Kamu adalah alasan kenapa dunia begitu berwarna dan penuh dengan makna.

▪️💠▪️

"Nona, jangan dekat-dekat dengan dia," ujar Zein yang sedang duduk di karpet toko Hanna, dia menyandarkan punggung pada lemari es di dalam sana seraya meluruskan kakinya yang terasa lemas.

"Diam Zein, lagi sakit masih aja bahas hal yang gak penting," kata Hanna seraya menyodorkan gelas air dan obat demam untuk diminum Zein.

Zein menerima dengan tangan kanan, dia menegak obat tanpa basa-basi dan protes lagi.

"Aku tidak suka dia mengobrol denganmu," keluh Zein sambil memejamkan matanya.

Hanna tidak berkata apapun, tangannya sibuk membuka bantalan penurun panas dan kemudian menempelkannya pada kening Zein.

"Nona," panggil Zein lagi sambil memegang tangan Hanna yang masih menempelkan benda dingin itu di jidatnya.

"Apa?"

Zein membuka matanya, memandang Hanna dengan tatapan sayu khas orang sakit. Mata Zein agak bengkak dan merah, kemungkinan karena suhu badannya yang naik.

"Boleh aku bicara sesuatu?"

Hanna menghela napas sebelum berkata, "Dari tadi kamu sudah banyak bicara, Zein."

"Aku serius," lirih Zein seakan berniat untuk membicarakan surat wasiat, membuat Hanna menggelengkan kepalanya sendiri.

"Apa?" tanya Hanna mengalah.

"Nona sangat cantik hari ini," kata Zein seraya merogoh barang di saku celananya lalu dia sematkan di rambut Hanna.

Tangan Hanna mengikuti tangan Zein yang sempat terangkat, meraba benda yang Zein pasang di rambutnya. Sebuah jepitan kecil yang entah dia dapat dari mana.

"Ini?"

"Untukmu, Nona. Ah ... rasanya aku ingin tidur, boleh aku tidur?" tanya Zein yang langsung mengambil jaket Hanna yang tersampir di kursi, kemudian dia merebahkan diri dengan berbantalkan jaket itu.

"Pulang, Zein. Istirahat di rumah," ujar Hanna keberatan.

Lantai di dalam tokonya hanya beralaskan karpet tipis, takut-takut kalau Zein tambah sakit dengan tidur di sana. Itulah sebabnya Hanna menyuarakan kekesalannya.

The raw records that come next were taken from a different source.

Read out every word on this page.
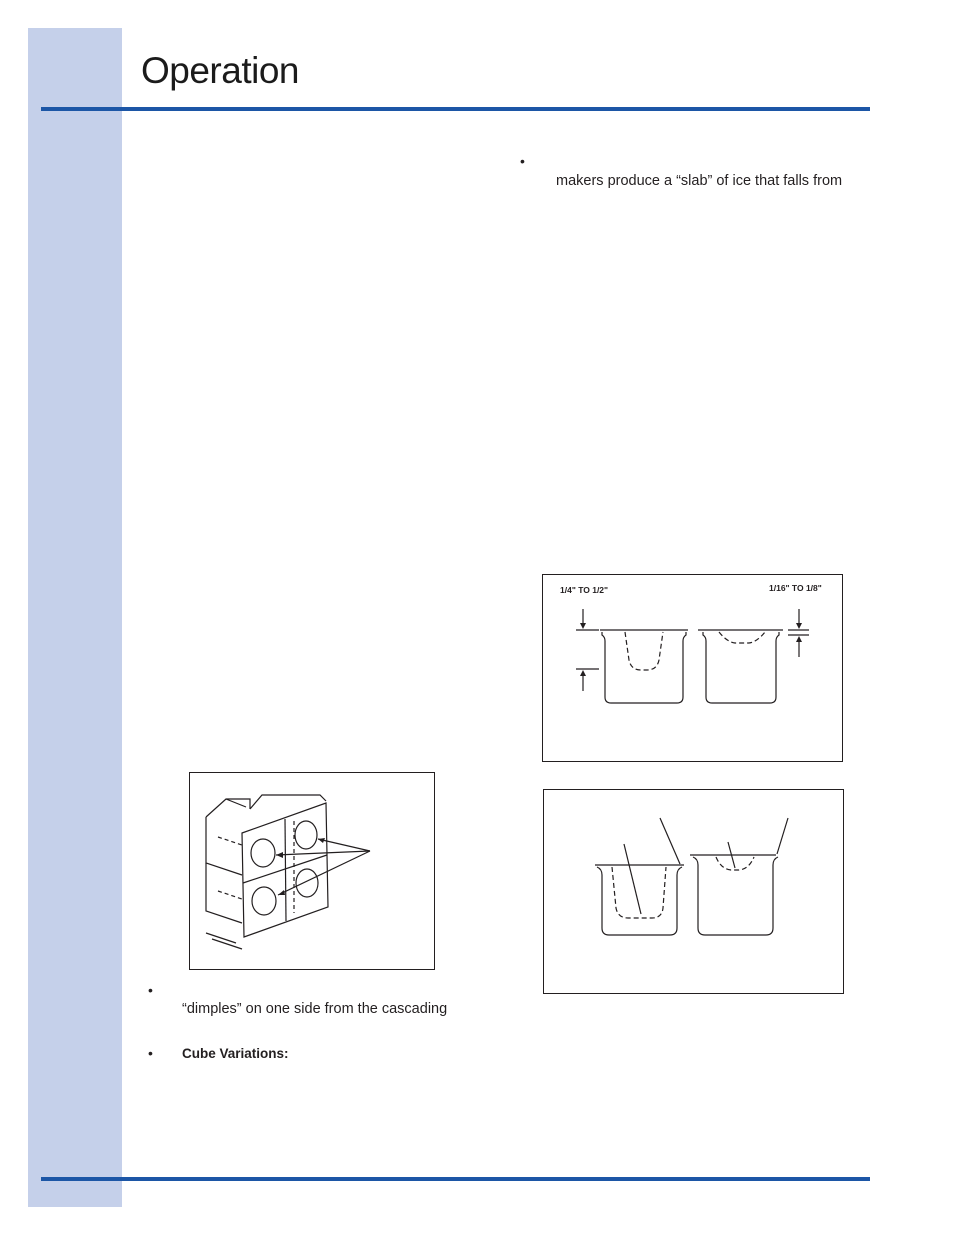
Operation
•
makers produce a “slab” of ice that falls from
1/4" TO 1/2"	1/16" TO 1/8"
•
“dimples” on one side from the cascading
• Cube Variations:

"Aku tidak kuat pulang," jawab Zein pelan seraya mengusap-usap jidatnya sendiri.

"Minta jemput teman-temanmu, Zein, jangan tidur di sini." Hanna kembali berkata sambil berjongkok di dekat Zein.

"Tolong telponkan kalau begitu."

"Astaga, mana sini handphone kamu?" geram Hanna seraya menarik pelan baju Zein.

Zein meraba jaketnya dan mengeluarkan benda pipih di sana, memberikannya kepada Hanna.

"Sandinya apa?" tanya Hanna setelah menyalakan handphone di tangannya.

"Hanna Sanjaya."

"Itu namaku, Zein. Sandi handphone kamu, apa?"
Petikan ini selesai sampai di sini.